ANTARA FOTO/Prasetyo Utomo
Petugas pemasaran memberikan penjelasan kepada nasabah tentang aktivasi uang elektronik BNI UnikQu di kantor Pusat BNI, Jakarta.
Penulis: Miftah Ardhian
6/9/2017, 13.19 WIB

Bank Indonesia (BI) memastikan akan mengeluarkan keputusan penegasan terkait dengan skema pengenaan biaya isi ulang yang dikenakan dalam uang elektronik. Kebijakan ini akan segera diterbitkan karena pembahasan dengan pihak-pihak yang terkait telah selesai.

Gubernur BI Agus Martowardojo menjelaskan pihaknya telah menyelesaikan pembicaraan dengan berbagai perbankan dan badan usaha jalan tol.
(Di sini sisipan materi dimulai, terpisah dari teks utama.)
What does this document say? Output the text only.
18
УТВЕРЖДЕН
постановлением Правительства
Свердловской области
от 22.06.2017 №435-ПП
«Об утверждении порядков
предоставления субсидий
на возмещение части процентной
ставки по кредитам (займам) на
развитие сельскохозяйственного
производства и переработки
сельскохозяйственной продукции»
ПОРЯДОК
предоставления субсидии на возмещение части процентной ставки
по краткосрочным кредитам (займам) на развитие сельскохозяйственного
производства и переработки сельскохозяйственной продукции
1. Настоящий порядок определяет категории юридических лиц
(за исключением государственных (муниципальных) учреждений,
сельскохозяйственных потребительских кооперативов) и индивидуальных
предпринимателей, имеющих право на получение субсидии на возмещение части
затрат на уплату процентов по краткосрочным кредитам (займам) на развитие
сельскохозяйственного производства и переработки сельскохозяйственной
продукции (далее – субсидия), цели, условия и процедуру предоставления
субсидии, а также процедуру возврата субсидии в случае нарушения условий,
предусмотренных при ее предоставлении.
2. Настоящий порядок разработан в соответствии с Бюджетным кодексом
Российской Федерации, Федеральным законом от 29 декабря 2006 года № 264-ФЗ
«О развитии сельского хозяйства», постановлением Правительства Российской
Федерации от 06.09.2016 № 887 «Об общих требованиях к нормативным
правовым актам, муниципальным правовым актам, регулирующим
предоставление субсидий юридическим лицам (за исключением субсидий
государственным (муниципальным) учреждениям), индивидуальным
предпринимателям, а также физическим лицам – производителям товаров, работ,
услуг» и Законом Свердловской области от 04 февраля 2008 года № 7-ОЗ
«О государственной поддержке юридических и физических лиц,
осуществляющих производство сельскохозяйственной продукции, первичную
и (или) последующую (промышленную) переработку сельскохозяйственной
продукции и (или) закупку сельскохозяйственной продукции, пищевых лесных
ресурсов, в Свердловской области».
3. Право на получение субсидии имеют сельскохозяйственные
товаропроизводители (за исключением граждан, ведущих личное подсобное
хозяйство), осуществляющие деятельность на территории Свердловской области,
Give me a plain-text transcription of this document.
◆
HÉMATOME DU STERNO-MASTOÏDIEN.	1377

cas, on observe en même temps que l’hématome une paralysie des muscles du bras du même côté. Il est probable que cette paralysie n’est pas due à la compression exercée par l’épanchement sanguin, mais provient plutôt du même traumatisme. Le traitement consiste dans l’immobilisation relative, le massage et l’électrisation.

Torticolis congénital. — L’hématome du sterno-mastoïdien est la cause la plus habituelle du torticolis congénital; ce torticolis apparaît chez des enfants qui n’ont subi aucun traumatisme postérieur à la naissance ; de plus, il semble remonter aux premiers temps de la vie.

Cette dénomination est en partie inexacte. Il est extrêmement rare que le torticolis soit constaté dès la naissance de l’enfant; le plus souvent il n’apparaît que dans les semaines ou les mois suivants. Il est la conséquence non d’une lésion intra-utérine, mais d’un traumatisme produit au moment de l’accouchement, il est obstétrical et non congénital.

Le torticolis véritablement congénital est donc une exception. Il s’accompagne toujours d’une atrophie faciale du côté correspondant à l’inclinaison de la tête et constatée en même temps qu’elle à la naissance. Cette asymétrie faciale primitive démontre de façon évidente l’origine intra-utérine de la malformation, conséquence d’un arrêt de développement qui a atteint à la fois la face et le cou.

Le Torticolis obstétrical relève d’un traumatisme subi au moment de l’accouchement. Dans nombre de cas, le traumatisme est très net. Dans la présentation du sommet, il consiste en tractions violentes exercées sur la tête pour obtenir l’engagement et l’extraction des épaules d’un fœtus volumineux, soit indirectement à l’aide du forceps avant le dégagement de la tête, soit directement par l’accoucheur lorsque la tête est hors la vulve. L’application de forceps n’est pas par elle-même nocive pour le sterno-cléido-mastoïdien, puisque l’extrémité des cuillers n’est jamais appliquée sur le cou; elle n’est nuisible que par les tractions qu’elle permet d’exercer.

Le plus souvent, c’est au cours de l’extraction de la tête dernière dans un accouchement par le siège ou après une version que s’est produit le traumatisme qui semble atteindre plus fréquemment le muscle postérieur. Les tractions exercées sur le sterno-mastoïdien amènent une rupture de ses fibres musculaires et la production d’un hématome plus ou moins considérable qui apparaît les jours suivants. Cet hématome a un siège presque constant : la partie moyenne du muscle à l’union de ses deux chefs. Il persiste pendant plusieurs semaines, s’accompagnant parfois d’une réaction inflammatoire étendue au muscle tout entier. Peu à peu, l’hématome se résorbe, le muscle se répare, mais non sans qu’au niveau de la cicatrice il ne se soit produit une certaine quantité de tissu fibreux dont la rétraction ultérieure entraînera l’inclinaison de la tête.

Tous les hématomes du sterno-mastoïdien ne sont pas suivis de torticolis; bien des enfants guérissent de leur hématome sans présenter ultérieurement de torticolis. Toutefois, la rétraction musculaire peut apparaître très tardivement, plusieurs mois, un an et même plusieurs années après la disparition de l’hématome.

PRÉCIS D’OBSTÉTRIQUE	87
Dalam pembahasannya, seluruh pihak sudah sepakat dengan kebijakan untuk mengenakan biaya dalam melakukan isi ulang uang elektronik.

(Baca: BI Izinkan Bank Memungut Biaya Isi Ulang Uang Elektronik)

Meskipun demikian, Agus masih belum bisa memastikan kapan kebijakan tersebut akan mulai terbit dan diberlakukan. Begitu pula berapa besar biaya (fee) yang akan dikenakan untuk setiap transaksi isi ulang (top up) uang elektronik. "Biayanya yang pasti tidak membuat beban kepada konsumen," ujar Agus saat ditemui di JCC Senayan, Jakarta, Rabu (5/9).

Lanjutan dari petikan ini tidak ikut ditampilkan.